The house was in an uproar. Remembering that Zalithea knew next to nothing of the language, and Safîyeh little more, it was impossible to imagine their plight. In one fact, that Zalithea was not alone, Barry found comfort.

John Cumberland’s private secretary was already in touch with the police; and, as Barry came hurrying downstairs, Professor Blackwell arrived.

“Cumberland!” he cried. “What’s this they tell me?”

“She’s gone, Blackwell,” was the reply. “No news.”

The Professor dropped into a lobby chair.

“Somehow, I can’t grasp it,” he said pathetically. “If she had been alone I should have feared an accident, but as Safîyeh is with her----”

“That’s what I think!” Barry interrupted eagerly. “An accident is out of the question.”

“This being so,” the Professor went on, “what are we to conclude? Is Danbazzar here?”

“Expected every minute,” John Cumberland replied shortly. “I naturally ’phoned there first, as she is used to visiting him.”

“She had not been there?”

John Cumberland shook his head.

“Tell him what happened last night, Barry,” he said, and hurried away.

Barry, hoping against hope that something in the occurrences of the night might suggest to the scientific brain of Professor Blackwell a clue to Zalithea’s motive, gave him an account of the matter. At last:

“It may be some primitive reaction,” the Professor murmured. “The psychology of Zalithea is of course an unknown quantity.”

“You think she is frightened and so has run away?”

“Frankly, I don’t know what to think.”

“I can’t believe she would voluntarily leave the house,” Barry declared. “Just think. Where could she possibly go to?”

Professor Blackwell shook his head.

“That is a question I cannot pretend to answer.”

At this moment Danbazzar arrived. As the door was opened he came into the lobby, a big, dominating figure. But his stock was not quite so perfectly knotted as usual, and his strange eyes held a very wild light.

“Still no news?” he asked.

The blank faces about him were sufficient answer.
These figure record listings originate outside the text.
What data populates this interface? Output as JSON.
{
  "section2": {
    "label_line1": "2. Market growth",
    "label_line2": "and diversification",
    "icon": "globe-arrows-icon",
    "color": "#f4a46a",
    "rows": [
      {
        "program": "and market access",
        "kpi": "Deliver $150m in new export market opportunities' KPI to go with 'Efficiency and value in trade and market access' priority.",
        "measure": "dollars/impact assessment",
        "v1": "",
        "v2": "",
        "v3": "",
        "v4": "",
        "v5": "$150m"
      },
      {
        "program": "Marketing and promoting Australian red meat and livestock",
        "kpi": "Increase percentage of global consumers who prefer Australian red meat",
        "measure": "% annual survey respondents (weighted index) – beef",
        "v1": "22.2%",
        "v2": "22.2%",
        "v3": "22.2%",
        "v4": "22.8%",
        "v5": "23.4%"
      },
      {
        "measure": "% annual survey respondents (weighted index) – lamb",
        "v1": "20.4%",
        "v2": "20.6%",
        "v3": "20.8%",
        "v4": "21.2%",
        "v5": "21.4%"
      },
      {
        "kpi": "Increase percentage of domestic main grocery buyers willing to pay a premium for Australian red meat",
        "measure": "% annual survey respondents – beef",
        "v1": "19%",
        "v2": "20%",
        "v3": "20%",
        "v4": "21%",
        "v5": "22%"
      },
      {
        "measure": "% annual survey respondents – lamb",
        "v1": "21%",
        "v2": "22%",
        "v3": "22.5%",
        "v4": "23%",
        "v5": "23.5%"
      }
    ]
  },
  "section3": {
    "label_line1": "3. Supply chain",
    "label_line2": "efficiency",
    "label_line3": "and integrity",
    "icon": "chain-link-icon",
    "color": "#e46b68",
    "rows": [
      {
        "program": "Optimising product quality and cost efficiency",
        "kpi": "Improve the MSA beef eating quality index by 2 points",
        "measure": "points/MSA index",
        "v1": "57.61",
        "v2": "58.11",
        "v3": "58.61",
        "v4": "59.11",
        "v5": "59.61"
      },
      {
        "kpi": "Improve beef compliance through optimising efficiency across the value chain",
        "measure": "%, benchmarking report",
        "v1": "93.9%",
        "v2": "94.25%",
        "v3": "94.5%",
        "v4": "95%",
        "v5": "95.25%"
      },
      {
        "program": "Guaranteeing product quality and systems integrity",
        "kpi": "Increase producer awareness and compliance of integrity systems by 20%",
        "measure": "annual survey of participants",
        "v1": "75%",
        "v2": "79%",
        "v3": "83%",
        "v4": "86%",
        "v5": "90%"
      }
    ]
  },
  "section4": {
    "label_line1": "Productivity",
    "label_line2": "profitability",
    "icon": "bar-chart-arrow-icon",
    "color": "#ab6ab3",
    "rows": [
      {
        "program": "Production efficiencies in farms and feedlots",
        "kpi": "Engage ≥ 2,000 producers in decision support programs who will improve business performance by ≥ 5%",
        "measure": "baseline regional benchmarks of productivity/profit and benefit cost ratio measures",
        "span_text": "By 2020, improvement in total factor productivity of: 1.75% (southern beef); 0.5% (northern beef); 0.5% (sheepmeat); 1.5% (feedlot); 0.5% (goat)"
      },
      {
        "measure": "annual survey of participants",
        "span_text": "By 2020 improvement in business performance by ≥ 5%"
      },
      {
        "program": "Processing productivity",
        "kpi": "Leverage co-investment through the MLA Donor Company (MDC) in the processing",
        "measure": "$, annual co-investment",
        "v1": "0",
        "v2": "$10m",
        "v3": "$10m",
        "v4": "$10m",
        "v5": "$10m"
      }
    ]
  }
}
“Have her apartments been searched to make sure there’s nothing there?”

Aunt Micky, very stern-faced, came downstairs.

“I have searched thoroughly,” she answered. “But it might be as well if you looked, also.”
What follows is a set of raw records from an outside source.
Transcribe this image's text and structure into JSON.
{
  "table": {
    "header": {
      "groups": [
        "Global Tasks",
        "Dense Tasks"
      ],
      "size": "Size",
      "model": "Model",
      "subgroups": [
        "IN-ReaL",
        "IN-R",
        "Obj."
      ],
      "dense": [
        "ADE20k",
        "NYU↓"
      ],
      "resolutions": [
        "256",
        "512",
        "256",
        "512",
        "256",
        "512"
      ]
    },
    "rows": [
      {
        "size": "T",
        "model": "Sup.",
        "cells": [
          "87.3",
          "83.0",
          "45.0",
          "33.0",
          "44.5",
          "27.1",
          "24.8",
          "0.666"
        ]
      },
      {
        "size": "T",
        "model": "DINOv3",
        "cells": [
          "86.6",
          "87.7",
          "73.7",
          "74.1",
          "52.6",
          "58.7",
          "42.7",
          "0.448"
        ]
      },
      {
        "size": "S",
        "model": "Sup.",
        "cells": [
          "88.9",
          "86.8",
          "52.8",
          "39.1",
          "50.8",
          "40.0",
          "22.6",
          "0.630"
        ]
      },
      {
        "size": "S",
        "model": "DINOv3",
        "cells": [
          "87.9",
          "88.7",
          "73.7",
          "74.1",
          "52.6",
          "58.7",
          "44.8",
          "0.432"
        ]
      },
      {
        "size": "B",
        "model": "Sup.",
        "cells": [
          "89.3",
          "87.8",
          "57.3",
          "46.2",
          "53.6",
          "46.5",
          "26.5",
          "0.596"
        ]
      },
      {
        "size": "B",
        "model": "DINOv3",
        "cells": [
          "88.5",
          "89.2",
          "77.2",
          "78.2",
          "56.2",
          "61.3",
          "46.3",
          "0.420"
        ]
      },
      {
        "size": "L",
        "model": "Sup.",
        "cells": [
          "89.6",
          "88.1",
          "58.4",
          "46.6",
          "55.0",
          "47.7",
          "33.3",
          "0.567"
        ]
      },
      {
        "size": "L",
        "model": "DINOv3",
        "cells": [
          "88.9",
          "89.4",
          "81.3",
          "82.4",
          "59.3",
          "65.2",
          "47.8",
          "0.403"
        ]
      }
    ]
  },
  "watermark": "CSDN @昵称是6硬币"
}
Danbazzar bowed and walked upstairs. Barry followed.

In the suite of apartments which had been furnished for the use of Zalithea, a very faint perfume lingered. It caught Barry by the throat. It spoke to him intimately. It was as though he had buried his face in her fragrant hair; as though she were in his arms again.

The rooms were strangely appointed. They were scantily furnished in the Eastern manner, with little inlaid tables and cabinets, and many richly cushioned divans. Perforated silver lamps concealed the electric lights, and the windows were screened with _mushrabiyeh_ work. The bedroom struck a more Western note, being equipped with a wonderful dressing table possessing wing mirrors and laden with every imaginable luxury of Paris.

There was no evidence of disorder or of hasty departure. The bleak chamber adjoining in which the old Arab woman spent a great part of her days afforded no better evidence.

Danbazzar crossed to a window and threw back the near-by _mushrabiyeh_ screen. For a long time he stood there, looking out.